I'm kegging my "kettle sour" spruce gose tonight. If you recall, it didn't sour enough in the kettle, so i bought some lacto and pitched it after the fact. Already started chilling it, need to measure and taste. I'm sure it's fine.

I brewed a pilsner last weekend and everything is still going according to plan. Increased my efficiency by a couple points as well. Think i'm fully dialed in on my current setup. One thing about lagers, fermentation doesn't smell as good as when doing NEIPA's.

I'm going to try to bottle my L'internationale Saison sunday. Dry hopped with 4 oz. of hops yesterday. This is a brett saison blended with 1 gallon of mixed ferm sour. It was blended about 3 weeks ago, so the sourness should have spread a little and made it a nice tartness. This may be my favorite beer i've ever made. Made it last year and it was gone too quickly.

Also will probably bottle a mixed ferm sour thats been sitting on pears and french oak for about 4 or 5 weeks.

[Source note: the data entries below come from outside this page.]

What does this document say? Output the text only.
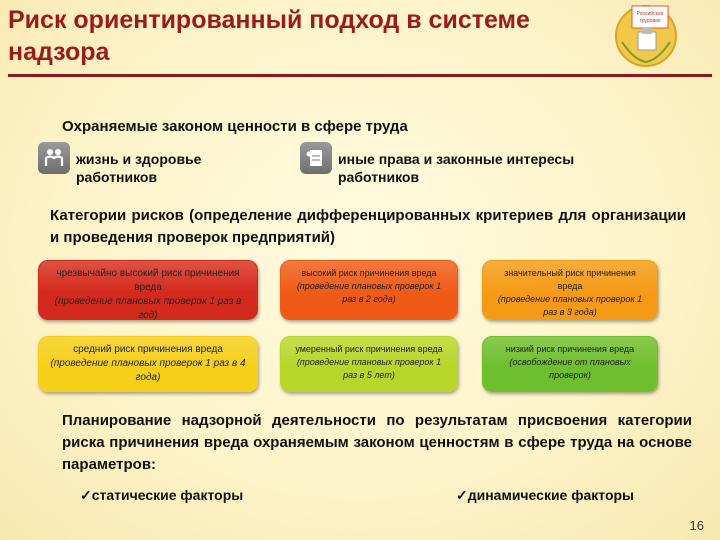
Риск ориентированный подход в системе надзора
Российская
трудовая
Охраняемые законом ценности в сфере труда
жизнь и здоровье работников
иные права и законные интересы работников
Категории рисков (определение дифференцированных критериев для организации и проведения проверок предприятий)
чрезвычайно высокий риск причинения вреда
(проведение плановых проверок 1 раз в год)
высокий риск причинения вреда
(проведение плановых проверок 1 раз в 2 года)
значительный риск причинения вреда
(проведение плановых проверок 1 раз в 3 года)
средний риск причинения вреда
(проведение плановых проверок 1 раз в 4 года)
умеренный риск причинения вреда
(проведение плановых проверок 1 раз в 5 лет)
низкий риск причинения вреда
(освобождение от плановых проверок)
Планирование надзорной деятельности по результатам присвоения категории риска причинения вреда охраняемым законом ценностям в сфере труда на основе параметров:
✓статические факторы	✓динамические факторы
16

Next on the brewing schedule (in no particular order):

a) I still have 2 or 3 more vials of differing brett left, so with that, i want to try and brew a Brett NEIPA, once the current NEIPA is floated.
b) Since i'm bottling a couple sours, that means i need to brew a sour batch to put on top the dregs. I'll probably do a 6 gallon batch, split it, and inoculate with whats in my 1 gallon demijohns, and the dregs of what i just bottled.
c) Still want to brew a Flanders red. Not sure if this will be the batch above or a separate 5-6 gallon batch.
d) Want to brew a Saison Dupont Cuvee' Dry hopping Styrian Wolf clone. I've been drinking a lot of this lately. Love the crispness with the slight funky notes, coupled with some nice hoppiness. Would be great to have a keg of this on tap.
e) i also want to start competing again. I haven't competed in a homebrew competition since i won gold and best of show in the Robert's Cove German Fest 4 or 5 years ago. I've been avoiding them because I just brew what i want to drink, and if the style is appropriate for a nearby homebrew competition, then that's the one i'll enter. However, not many local competitions within the bayou state circuit accept mixed ferm sours, and all of my sours are in mostly bombers or 500 mL bottles. I'm also finding that i'm appreciating a wider array of beer styles nowadays, after being on an intense hop/sour kick for a few years. Pilsner has been one that i really enjoy, and i read about a British Golden Ale that also sounds interesting.
This post was edited on 3/6/20 at 8:20 am
Posted by puffulufogous
New Orleans
Member since Feb 2008
6374 posts
Posted on 3/6/20 at 9:05 am to
I'm still finishing up my last two homebrews. I can't in good conscience brew another until I'm closer to finishing the beer I have. Planning to do an all sabro neipa with the sabro that i got on flash sale a couple weeks ago. One of you guys had been singing the praises of their all sabro neipa a few months back which inspired me to try it. Can't remember which of you brewing Titans it was though.
Posted by MountainTiger
The foot of Mt. Belzoni
Member since Dec 2008
14664 posts
Posted on 3/6/20 at 9:46 am to
quote:

What's going down in the homebrew world this weekend?

Probably not a whole lot. Our club is having a little altbier competition next month and that's one of my favorite styles so I brewed one up a while back and it's lagering. It should be carbed by now so I might put one of those kegs on tap.

Other than that, I need to plan my next brew. I'm thinking maybe German pilsner for the summer but I need to clear out some room in the lagering fridge for two more kegs. If I go that route, I'll also need to check inventory and make sure I have some Tettnanger on hand.